6. Lascaux Cave Paintings // Montignac, France
In 1940, a group of teenage boys stumbled upon a cave filled with prehistoric artworks. The boys were so moved by the art that they camped outside the cave for a week just to protect the paintings inside. Eventually, they told a trusted teacher about their find—which turned out to be one of the most important discoveries in the history of art. The extensive paintings of bulls, deer, and other prehistoric animals are estimated to be about 17,000 years old and demonstrate that Stone Age peoples grasped the complexity of figurative art.

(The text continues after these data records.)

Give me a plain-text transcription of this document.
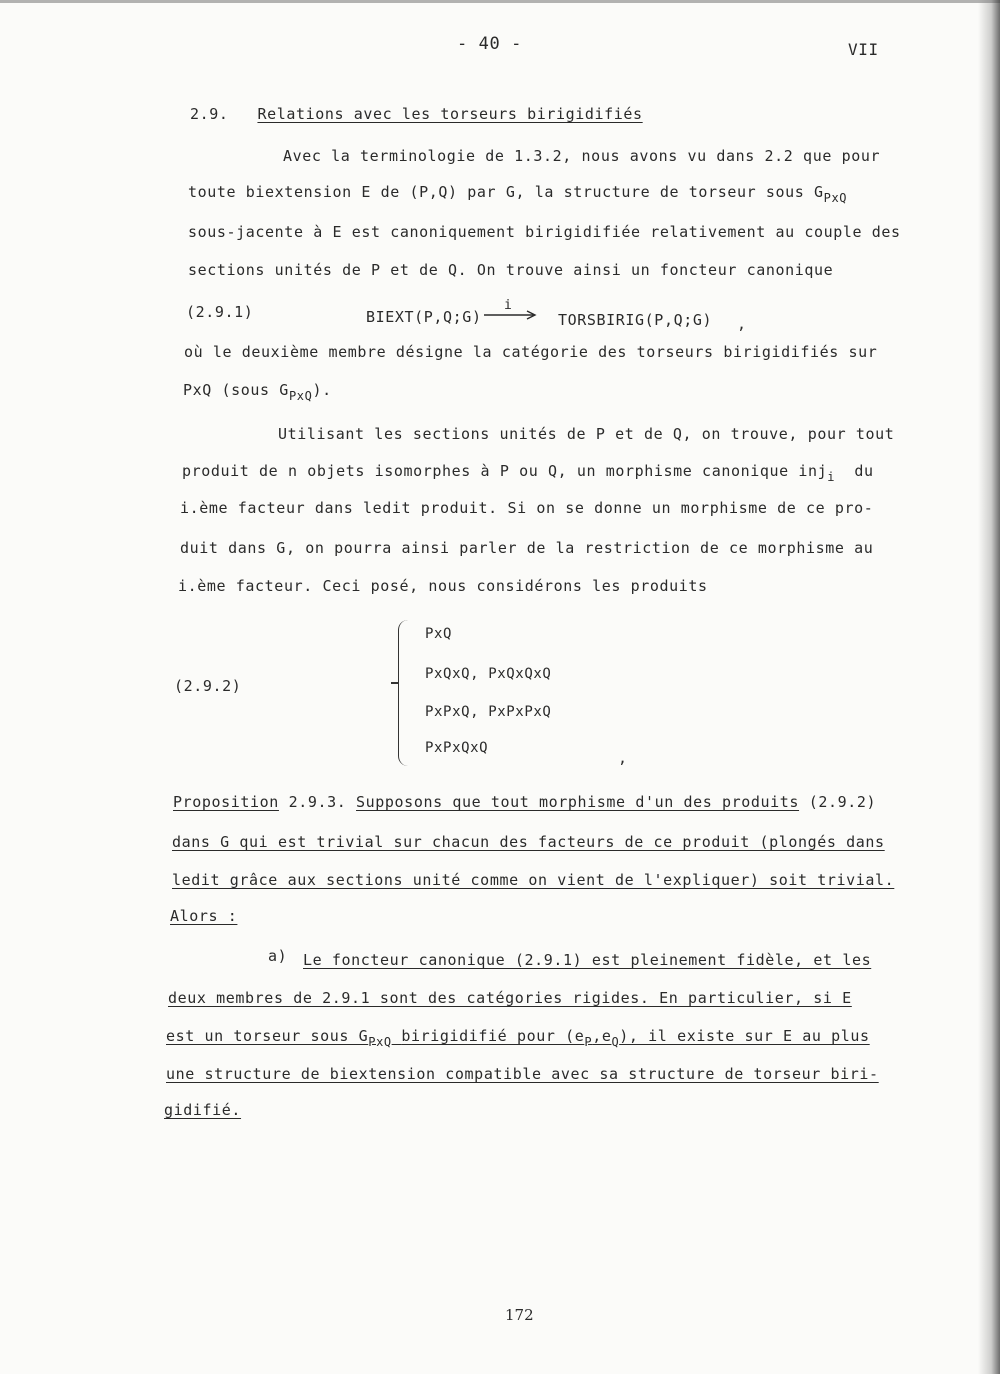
- 40 -	VII
2.9. Relations avec les torseurs birigidifiés
Avec la terminologie de 1.3.2, nous avons vu dans 2.2 que pour
toute biextension E de (P,Q) par G, la structure de torseur sous $G_{PxQ}$
sous-jacente à E est canoniquement birigidifiée relativement au couple des
sections unités de P et de Q. On trouve ainsi un foncteur canonique
(2.9.1)	BIEXT(P,Q;G)
i
TORSBIRIG(P,Q;G) ,
où le deuxième membre désigne la catégorie des torseurs birigidifiés sur
PxQ (sous $G_{PxQ}$).
Utilisant les sections unités de P et de Q, on trouve, pour tout
produit de n objets isomorphes à P ou Q, un morphisme canonique inj$_i$ du
i.ème facteur dans ledit produit. Si on se donne un morphisme de ce pro-
duit dans G, on pourra ainsi parler de la restriction de ce morphisme au
i.ème facteur. Ceci posé, nous considérons les produits
(2.9.2)
PxQ
PxQxQ, PxQxQxQ
PxPxQ, PxPxPxQ
PxPxQxQ
,
Proposition 2.9.3. Supposons que tout morphisme d'un des produits (2.9.2)
dans G qui est trivial sur chacun des facteurs de ce produit (plongés dans
ledit grâce aux sections unité comme on vient de l'expliquer) soit trivial.
Alors :
a) Le foncteur canonique (2.9.1) est pleinement fidèle, et les
deux membres de 2.9.1 sont des catégories rigides. En particulier, si E
est un torseur sous $G_{PxQ}$ birigidifié pour $(e_P,e_Q)$, il existe sur E au plus
une structure de biextension compatible avec sa structure de torseur biri-
gidifié.
172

7. Shell Engravings Around a Half-Million Years Old // Java, Indonesia
Dutch anatomist Eugène Dubois discovered the first Homo erectus fossils in Indonesia in 1891. At the same time, he found an engraved mussel shell that then remained in a museum drawer for more than a century. In a 2014 study in Nature, researchers dated the engraved lines on the shell to between 430,000 and 540,000 years ago. The findings suggested that H. erectus was capable of sophisticated and complex ideas as well as abstract thought.
8. A 40,000-Year-Old Lion Man Sculpture // Baden-Württemberg, Germany
Discovered in 1939 by geologist Otto Völzing, the Löwenmensch figurine is made from mammoth ivory and depicts a half-human, half-lion being. Standing just over a foot tall, it was carved about 40,000 years ago during the Aurignacian period—the same era in which the Chauvet cave paintings were made—and is the oldest non-human figurine ever found. It may represent a deity. The figurine, along with other evidence in the cave, may be the oldest known evidence of religious belief.
9. The Oldest Known Musical Instruments // Schelklingen, Germany and Cerkno, Slovenia
Our love of music isn’t a new phenomenon. In 2008, a team led by archaeologist Nicholas Conard found a number of flutes in a cave in Southwestern Germany. The tiny flutes were made of mammoth ivory and created about 40,000 years ago by anatomically modern humans in a period of prehistory called the Basal Aurignacian. However, there’s evidence that Neanderthals played music thousands of years before those flutes were created.
Found in Slovenia in 1995, the Neanderthal-made flute was made out of the thigh bone of a prehistoric cave bear. The flute was made about 60,000 years ago and is the oldest known musical instrument in the world. The act of creating a physical instrument, combined with the distinct musical intelligence required to understand concepts like rhythm, tempo, and melody, suggest Neanderthals were more sophisticated than we knew. Finds like these further support the idea that artistic expression isn’t just for Homo sapiens.